The solution to this problem is simple: give an email client the ability to act as a front-end for this system. Simple being relative, there are some problems that have to be resolved. The first is lack of strong standards in the area. Sure, phpBB is one of the most common systems. But that's not a standard. At some point, it's going to be like how TB handles spam message header recognition: give it a definition file somewhere. I'm thinking XPath should be able to do the trick.

The second problem highlights the limitation of the system. There is no procedure for designating context of threads (or a poor one, if it exists: cf. W3C's mail archives). At some point, the web scraping would have to do some educated guessing about stitching threads together. That would be killer, but immensely difficult.

In terms of TB, I would like to start working on one component soonish. I am guessing that it would reside in mailnews/extensions/webscraper/, and rely on XSLT's XPath implementation. First, I would likely use my moderate python knowledge to scrap out information and then port that into a C++ or JS component in mozilla codebase. However, all awaits jminta's kill-RDF to go through: webscraper would probably support three (!) new account types, with some folder hairiness to go along (many forums provide user listings that could be a pseudo-addrbook folder).

Saturday, January 12, 2008

Mandatory Introductory Post

Well, it's 10:05 PM so I don't have much to put here.

My name is Joshua Cranmer. I am a programmer, mostly self-educated. Heck, since it is the introductory post, I'll write out all of my languages:

  • Java
  • C/C++
  • Python
  • PHP
  • x86 assembly (both AT&T and Intel style)
  • JavaScript

I also know smatterings of bash, awk, sed, perl, LISP, and FORTRAN. Non-programming languages include HTML, CSS, SQL, and Makefiles.

I also like reading specs. I have devoured the NNTP RFCs, RFC 977, RFC 2980, and RFC 3977, as well as parsing the umpteen MIME RFCs. Linked in my quick-toolbar are links to the CSS 2.1, DOM 2 HTML, DOM 2 Core, and HTML specs, followed by the Java Language Spec and the Java Virtual Machine spec. I also keep a copy of the latest draft C++0x spec. Heck, I learned several things from these specs that most people learn from tutorials.
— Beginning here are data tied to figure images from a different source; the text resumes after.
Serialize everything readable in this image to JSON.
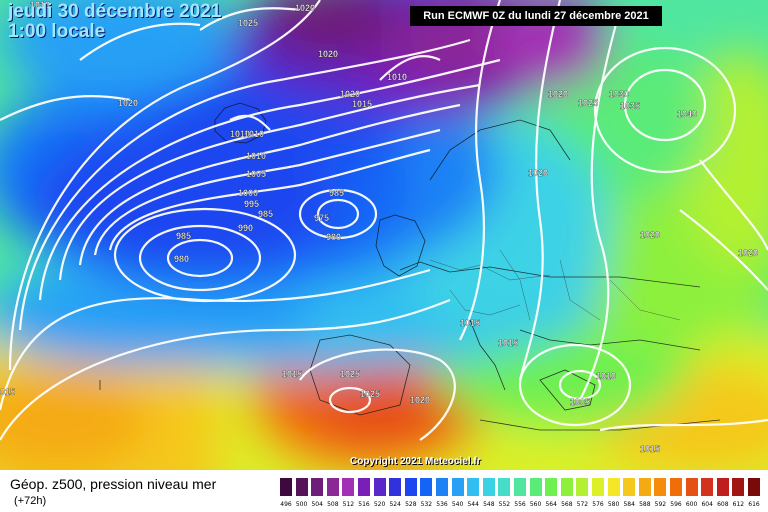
{
  "header": {
    "date": "jeudi 30 décembre 2021",
    "time": "1:00 locale",
    "run": "Run ECMWF 0Z du lundi 27 décembre 2021"
  },
  "footer": {
    "title": "Géop. z500, pression niveau mer",
    "lead": "(+72h)",
    "copyright": "Copyright 2021 Meteociel.fr"
  },
  "scale": {
    "values": [
      "496",
      "500",
      "504",
      "508",
      "512",
      "516",
      "520",
      "524",
      "528",
      "532",
      "536",
      "540",
      "544",
      "548",
      "552",
      "556",
      "560",
      "564",
      "568",
      "572",
      "576",
      "580",
      "584",
      "588",
      "592",
      "596",
      "600",
      "604",
      "608",
      "612",
      "616"
    ],
    "colors": [
      "#3c0a3c",
      "#55145a",
      "#6e1e78",
      "#8a2896",
      "#a230b4",
      "#7a1eb8",
      "#5a28c8",
      "#3232dc",
      "#1e46f0",
      "#1464f5",
      "#1e82f5",
      "#28a0f5",
      "#32bef0",
      "#3cd2e6",
      "#46dcc8",
      "#50e6a0",
      "#5aeb78",
      "#6ef050",
      "#8cf03c",
      "#b4f032",
      "#dcf028",
      "#f5e628",
      "#f5c81e",
      "#f5aa14",
      "#f58c0a",
      "#f06e0a",
      "#e65014",
      "#d2321e",
      "#be1e1e",
      "#a01414",
      "#7a0a0a"
    ]
  },
  "map": {
    "pressure_labels": [
      "1010",
      "1025",
      "1020",
      "1020",
      "1010",
      "1020",
      "1015",
      "1010",
      "1010",
      "1020",
      "1010",
      "1005",
      "1000",
      "995",
      "985",
      "990",
      "985",
      "975",
      "980",
      "985",
      "980",
      "1020",
      "1025",
      "1030",
      "1035",
      "1040",
      "1020",
      "1020",
      "1020",
      "1015",
      "1015",
      "1015",
      "1025",
      "1025",
      "1020",
      "1010",
      "1005",
      "1015",
      "015"
    ]
  },
  "map_palette": {
    "ocean": "#1e46f0",
    "deep_low": "#3232dc",
    "purple": "#8a2896",
    "cyan": "#32bef0",
    "green": "#6ef050",
    "yellow": "#f5e628",
    "orange": "#f58c0a",
    "isobar": "#ffffff"
  }
}
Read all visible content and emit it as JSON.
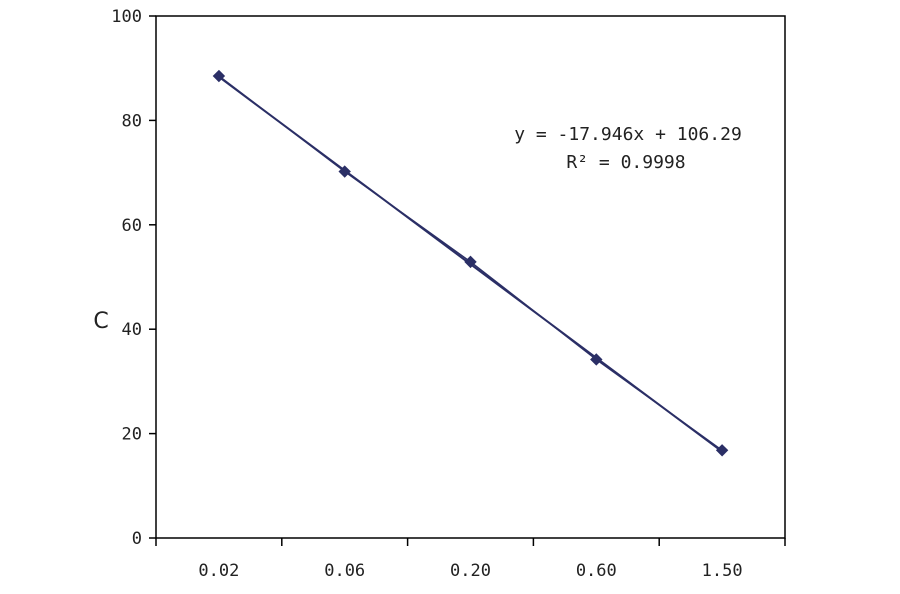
{
  "chart_data": {
    "type": "scatter",
    "categories": [
      "0.02",
      "0.06",
      "0.20",
      "0.60",
      "1.50"
    ],
    "series": [
      {
        "values": [
          88.5,
          70.2,
          52.9,
          34.2,
          16.8
        ]
      }
    ],
    "trendline": {
      "equation": "y = -17.946x + 106.29",
      "r2": "R² = 0.9998",
      "slope": -17.946,
      "intercept": 106.29
    },
    "ylabel": "C",
    "ylim": [
      0,
      100
    ],
    "yticks": [
      "0",
      "20",
      "40",
      "60",
      "80",
      "100"
    ],
    "grid": false,
    "legend": "none",
    "colors": {
      "marker": "#2b2f66",
      "line": "#2b2f66",
      "axis": "#000000"
    }
  }
}
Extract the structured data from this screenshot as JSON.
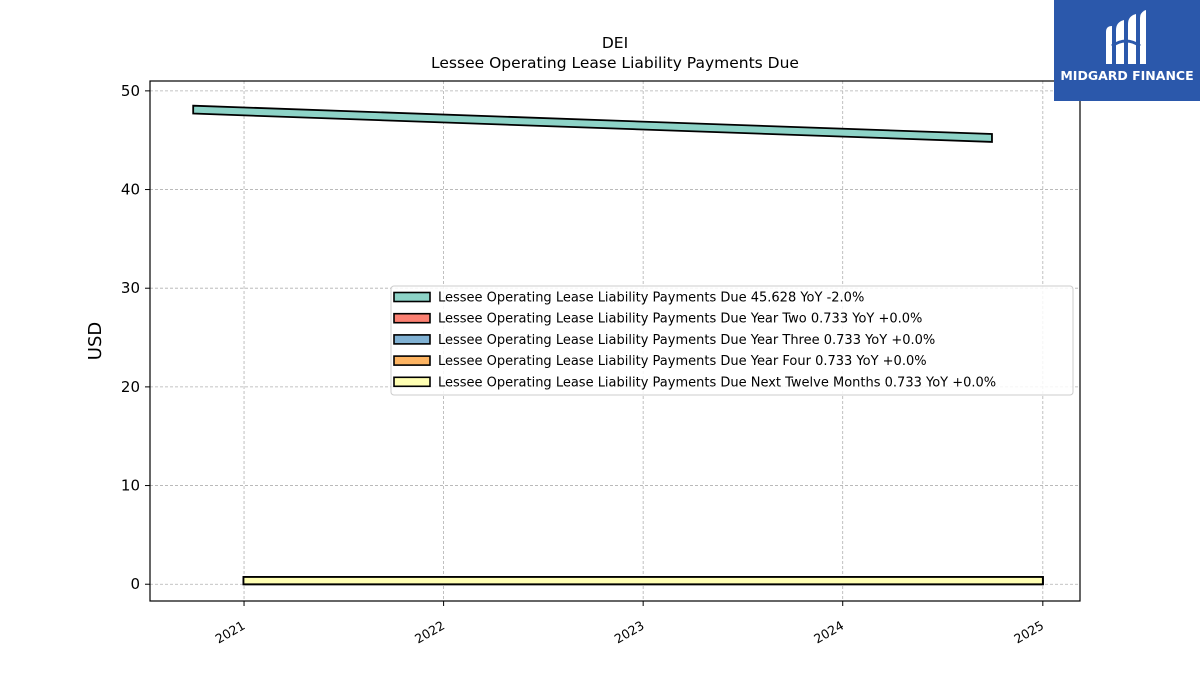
{
  "brand": {
    "name": "MIDGARD FINANCE",
    "logo_icon": "midgard-m-logo",
    "background": "#2b58ab"
  },
  "chart_data": {
    "type": "area",
    "title": "DEI",
    "subtitle": "Lessee Operating Lease Liability Payments Due",
    "xlabel": "",
    "ylabel": "USD",
    "x_tick_labels": [
      "2021",
      "2022",
      "2023",
      "2024",
      "2025"
    ],
    "y_tick_labels": [
      "0",
      "10",
      "20",
      "30",
      "40",
      "50"
    ],
    "ylim": [
      -1.7,
      51
    ],
    "xlim": [
      "2020-07-13",
      "2025-03-10"
    ],
    "grid": true,
    "legend_position": "center-right",
    "series": [
      {
        "name": "Lessee Operating Lease Liability Payments Due",
        "legend_label": "Lessee Operating Lease Liability Payments Due  45.628 YoY -2.0%",
        "color": "#8dd3c7",
        "x": [
          "2020-09-30",
          "2024-09-30"
        ],
        "y": [
          48.5,
          45.628
        ],
        "band_thickness": 0.8
      },
      {
        "name": "Lessee Operating Lease Liability Payments Due Year Two",
        "legend_label": "Lessee Operating Lease Liability Payments Due Year Two  0.733 YoY +0.0%",
        "color": "#fb8072",
        "x": [
          "2020-12-31",
          "2025-01-01"
        ],
        "y": [
          0.733,
          0.733
        ],
        "band_thickness": 0.733
      },
      {
        "name": "Lessee Operating Lease Liability Payments Due Year Three",
        "legend_label": "Lessee Operating Lease Liability Payments Due Year Three  0.733 YoY +0.0%",
        "color": "#80b1d3",
        "x": [
          "2020-12-31",
          "2025-01-01"
        ],
        "y": [
          0.733,
          0.733
        ],
        "band_thickness": 0.733
      },
      {
        "name": "Lessee Operating Lease Liability Payments Due Year Four",
        "legend_label": "Lessee Operating Lease Liability Payments Due Year Four  0.733 YoY +0.0%",
        "color": "#fdb462",
        "x": [
          "2020-12-31",
          "2025-01-01"
        ],
        "y": [
          0.733,
          0.733
        ],
        "band_thickness": 0.733
      },
      {
        "name": "Lessee Operating Lease Liability Payments Due Next Twelve Months",
        "legend_label": "Lessee Operating Lease Liability Payments Due Next Twelve Months  0.733 YoY +0.0%",
        "color": "#ffffb3",
        "x": [
          "2020-12-31",
          "2025-01-01"
        ],
        "y": [
          0.733,
          0.733
        ],
        "band_thickness": 0.733
      }
    ]
  }
}
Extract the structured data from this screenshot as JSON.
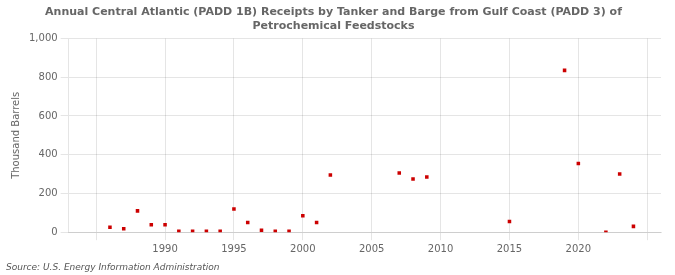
{
  "chart_data": {
    "type": "scatter",
    "title": "Annual Central Atlantic (PADD 1B) Receipts by Tanker and Barge from Gulf Coast (PADD 3) of\nPetrochemical Feedstocks",
    "ylabel": "Thousand Barrels",
    "annotation": "Source: U.S. Energy Information Administration",
    "x": [
      1986,
      1987,
      1988,
      1989,
      1990,
      1991,
      1992,
      1993,
      1994,
      1995,
      1996,
      1997,
      1998,
      1999,
      2000,
      2001,
      2002,
      2007,
      2008,
      2009,
      2015,
      2019,
      2020,
      2022,
      2023,
      2024
    ],
    "values": [
      25,
      18,
      110,
      38,
      38,
      5,
      5,
      5,
      5,
      120,
      50,
      10,
      5,
      5,
      85,
      50,
      295,
      305,
      275,
      285,
      55,
      835,
      355,
      0,
      300,
      30
    ],
    "color": "#cc0000",
    "marker": "square",
    "xlim": [
      1983,
      2026
    ],
    "xticks": [
      {
        "value": 1985,
        "label": ""
      },
      1990,
      1995,
      2000,
      2005,
      2010,
      2015,
      2020,
      {
        "value": 2025,
        "label": ""
      }
    ],
    "ylim": [
      0,
      1000
    ],
    "yticks": [
      0,
      200,
      400,
      600,
      800,
      {
        "value": 1000,
        "label": "1,000"
      }
    ],
    "grid": true
  }
}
My main programming projects fall into four categories: my Java decompiler (school project), a game that I work on-and-off in my spare time, my school's intranet, and Thunderbird. In the latter, I intend to focus heavily on news, although almost all of my mature patches haven't touched it (bug 132340, base64 support; a bug to refactor some address book code; and bug 16913, which adds expansive filtering capabilities to news).